A work of art can exhibit virtuosity, but fail to connect to its audience in any way. For example, a concert pianist might be a virtuoso playing a Mozart concerto, but if he performs before an audience for whom the Western tonal system is foreign and meaningless, then for me the performance lacks "quality." On the other hand, a story told by someone who lacks virtuosity, but whose story connects to its audience in a powerful, immediate way, for me, is a higher "quality" performance. In other words, "quality" exists not in the work of art or performance itself, but in the experience of the art by a specific audience.
Which brings me to what I consider more important than virtuosity: authenticity or genuineness. The characteristic of being "free from pretense, affectation, or hypocrisy; sincere:; or "Honestly felt or experienced: genuine devotion." This is a characteristic that exists both within the artist and the audience. The works is genuinely felt by the artist and authentically experienced by the audience. To me, more than anything else, this is what leads to a "high quality" performance -- the authentic communication of a genuine emotion or idea from artist to audience.
Sometimes, authenticity is enhanced by virtuosity -- for instance, think of when you watch figure skating in the Winter Olympics and you have been informed how difficult a particular move is and how long the skater has been working on it. When that skater successfully executes that move, you as an audience share in his or her authentic emotion and you appreciate the sheer virtuosity of what was accomplished. But all too often, virtuosity becomes an end in itself, and it stands between the audience and the epxerience. The form has taken precedence over the content, and the result is an empty experience and a lower "quality" experience for the audience. For example, much modernist art is incomprehensible to the average spectator, and while it may exhibit a high level of virtuosity, the experience is one of bafflement.

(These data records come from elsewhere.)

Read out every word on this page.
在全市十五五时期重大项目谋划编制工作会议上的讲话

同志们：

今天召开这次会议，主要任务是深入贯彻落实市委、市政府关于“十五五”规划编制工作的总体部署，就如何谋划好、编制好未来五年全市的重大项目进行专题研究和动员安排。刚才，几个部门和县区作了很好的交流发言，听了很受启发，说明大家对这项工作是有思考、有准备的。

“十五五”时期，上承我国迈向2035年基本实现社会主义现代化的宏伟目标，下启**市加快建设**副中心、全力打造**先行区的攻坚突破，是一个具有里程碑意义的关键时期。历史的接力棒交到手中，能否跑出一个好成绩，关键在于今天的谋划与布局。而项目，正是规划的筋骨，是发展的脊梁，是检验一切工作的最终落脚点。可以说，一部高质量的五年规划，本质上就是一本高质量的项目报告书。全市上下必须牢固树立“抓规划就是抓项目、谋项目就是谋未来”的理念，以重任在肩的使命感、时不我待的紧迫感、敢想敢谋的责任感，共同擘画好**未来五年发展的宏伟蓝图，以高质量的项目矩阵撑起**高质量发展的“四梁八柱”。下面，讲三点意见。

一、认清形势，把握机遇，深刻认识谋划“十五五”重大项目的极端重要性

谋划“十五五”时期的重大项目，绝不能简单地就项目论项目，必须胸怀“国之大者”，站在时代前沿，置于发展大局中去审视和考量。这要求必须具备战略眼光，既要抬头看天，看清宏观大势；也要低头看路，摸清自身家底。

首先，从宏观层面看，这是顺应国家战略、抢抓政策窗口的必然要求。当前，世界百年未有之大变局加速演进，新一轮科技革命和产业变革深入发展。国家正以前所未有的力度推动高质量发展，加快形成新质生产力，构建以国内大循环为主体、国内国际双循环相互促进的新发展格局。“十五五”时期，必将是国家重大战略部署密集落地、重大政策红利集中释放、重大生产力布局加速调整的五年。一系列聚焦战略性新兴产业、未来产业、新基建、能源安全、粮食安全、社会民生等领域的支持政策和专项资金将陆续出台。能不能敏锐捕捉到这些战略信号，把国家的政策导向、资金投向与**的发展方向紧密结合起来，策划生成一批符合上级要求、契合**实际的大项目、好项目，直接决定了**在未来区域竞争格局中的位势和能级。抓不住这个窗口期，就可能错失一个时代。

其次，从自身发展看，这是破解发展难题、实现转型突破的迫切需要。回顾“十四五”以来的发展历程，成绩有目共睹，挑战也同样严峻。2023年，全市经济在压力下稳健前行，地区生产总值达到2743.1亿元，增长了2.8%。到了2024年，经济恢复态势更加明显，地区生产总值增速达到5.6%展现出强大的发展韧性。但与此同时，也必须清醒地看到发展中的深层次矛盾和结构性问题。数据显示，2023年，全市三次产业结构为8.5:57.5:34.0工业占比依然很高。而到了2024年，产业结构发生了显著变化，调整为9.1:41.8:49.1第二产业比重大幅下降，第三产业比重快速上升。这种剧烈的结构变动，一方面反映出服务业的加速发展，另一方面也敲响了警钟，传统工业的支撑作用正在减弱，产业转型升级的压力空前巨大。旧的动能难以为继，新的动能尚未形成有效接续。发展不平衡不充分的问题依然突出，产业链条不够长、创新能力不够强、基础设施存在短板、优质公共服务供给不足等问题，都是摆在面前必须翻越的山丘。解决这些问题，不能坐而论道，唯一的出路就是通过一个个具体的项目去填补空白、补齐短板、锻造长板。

Would that experience be improved by a degree of knowledge, so that one might appreciate the technique? Absolutely, and such knowledge might release the authentic emotion contained within the virtuosity. But again, that rests not in the virtuosity itself, but in the interaction between audience and work of art. Which in turn means that the "quality" of a work of art changed with each audience.
Like Tom, I find most theatre that I see mediocre at best. But for me, it isn't because it lacks virtuosity, but rather that it lacks genuineness -- I don't believe it, I don't feel it. It doesn't speak to me, because I have no connection to the artist, the story he or she tells has little connection to my life, and all the virtuosity in the world won't bridge that gap.
Obviously, the ideal is to combine virtuosity and authenticity. The question is which element is primary. For me, a work of art needs to first be authentic; virtuosity is frosting on the cake.